Oct 02

# Theory behind Doppler frequency shift

Doppler frequency shift plays a major part in wireless communications, radar and many other systems. Sometimes Doppler shift is useful, like in radar detection systems, but sometimes it’s harmful, like in mobile wireless communications systems. Calculating the Doppler shift is very trivial.

$f_{Doppler} = \left(\frac{v}{c}\right) f_{T}$,

where v is the relative speed between transmitter and receiver, and the c is the speed of light, which is the speed the electromagnetic waves travel.

But why exactly do we see this frequency shift? What is the theory behind it? This is something we often take for granted and not pay much attention to. Actually, there isn’t much in to it. In reality there is actually no frequency shift. The frequency is the same. So what is it then? It’s all in the definition of frequency. Frequency is defined as:

$f = \frac{1}{2\pi} \frac{d\phi}{d t}$,

where $phi$ is the phase change. Therefore, frequency is the rate of change of phase. Then we divide by a scalar value to normalize for the angular phase. So how can we derive Doppler frequency from this? Take look at the picture below.

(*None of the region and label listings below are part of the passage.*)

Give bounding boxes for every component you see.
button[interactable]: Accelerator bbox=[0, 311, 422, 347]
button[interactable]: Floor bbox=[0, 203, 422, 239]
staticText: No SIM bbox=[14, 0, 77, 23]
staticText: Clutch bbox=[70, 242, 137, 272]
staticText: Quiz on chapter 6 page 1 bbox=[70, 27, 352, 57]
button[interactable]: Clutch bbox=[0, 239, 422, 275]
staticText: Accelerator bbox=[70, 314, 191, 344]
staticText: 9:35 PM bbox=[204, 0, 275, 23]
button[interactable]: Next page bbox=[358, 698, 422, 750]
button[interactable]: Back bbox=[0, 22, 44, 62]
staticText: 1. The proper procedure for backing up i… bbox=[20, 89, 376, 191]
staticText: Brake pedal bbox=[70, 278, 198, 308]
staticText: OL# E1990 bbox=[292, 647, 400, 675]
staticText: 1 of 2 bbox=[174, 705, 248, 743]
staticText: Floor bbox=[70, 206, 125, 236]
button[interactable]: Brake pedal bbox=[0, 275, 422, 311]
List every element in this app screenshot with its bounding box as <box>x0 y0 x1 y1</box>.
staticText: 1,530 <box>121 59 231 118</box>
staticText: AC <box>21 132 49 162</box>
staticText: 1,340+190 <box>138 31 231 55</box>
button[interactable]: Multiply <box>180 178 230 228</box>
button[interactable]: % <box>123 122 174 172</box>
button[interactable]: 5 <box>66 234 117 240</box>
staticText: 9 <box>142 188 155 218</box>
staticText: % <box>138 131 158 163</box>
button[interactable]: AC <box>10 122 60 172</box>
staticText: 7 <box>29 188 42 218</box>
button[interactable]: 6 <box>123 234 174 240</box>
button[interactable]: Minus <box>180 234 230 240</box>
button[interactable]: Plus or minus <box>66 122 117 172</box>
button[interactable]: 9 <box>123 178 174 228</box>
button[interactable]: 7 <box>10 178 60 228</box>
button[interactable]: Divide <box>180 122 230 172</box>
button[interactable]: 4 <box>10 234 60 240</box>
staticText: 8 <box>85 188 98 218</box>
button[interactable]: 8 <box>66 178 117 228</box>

Here’s the situation. A person is shouting with a constant frequency of $f_THz$. This is heard by another person at some distant. Since both of them are stationary, the sound wave travels at a speed of c m/s, the speed of light. Now consider the distance this wave traveled in t seconds past the listener:

$R = ct$

Now we want to find out the frequency at which this sound wave was received at the receiver. So to find the rate of change of phase, we need to find how much phase changed during this t seconds it passed the listener. In a sinusoidal signal, each period is a phase change of $2pi$ (well the result is a phase difference of 0). So if we could find how many periods of the wave passed the listener in that time duration we could find the frequency. Since each period is the length of a wavelength, $lambda$, we can easily find the frequency as follows:

Number of periods passed: $P =\frac{R}{\lambda} =\frac{ct}{\lambda}$

Total phase change during this time t: $\phi = 2\pi\frac{ct}{\lambda}$

Frequency:  $f_R = \frac{1}{2\pi} \frac{d\phi}{d t} = \frac{c}{\lambda} = f_T Hz$

Final equality comes from $c=f\lambda$.

Now consider the second scenario. That person is now travelling in car while shouting at the same frequency $f_THz$. The car is travelling at a speed of v m/s. Now the sound wave travels at a speed of (c+v) m/s, it’s natural speed plus the speed of the car from which it is transmitted. Now let’s do the same calculation as earlier. Let’s calculate how many periods of this wave passed the (stationary) listener this time. Remember now the wave is travelling faster than earlier, so it must travel further than R meters in t seconds.

$R' = (c+v)t$

Number of periods passed: $P' =\frac{R'}{\lambda} =frac{(c+v)t}{\lambda}$

Total phase change during this time t: $\phi' = 2\pi\frac{(c+v)t}{\lambda}$

Frequency:  $f_{R'} = \frac{1}{2\pi} \frac{d\phi'}{d t} = \frac{(c+v)}{\lambda}$

$f_{R'} = \frac{c}{\lambda} +\frac{v}{\lambda} = f_T + v\frac{f_T}{c} = \left(1 + \frac{v}{c}\right)f_T$

This gives a Doppler frequency shift of $f_{Doppler} = \left(\frac{v}{c}\right) f_{T}$.

Remember that the sign of v changes with the relative velocity between the transmitter and the receiver, so that Doppler shift might be positive or negative. So that’s the simple theory behind Doppler frequency shift.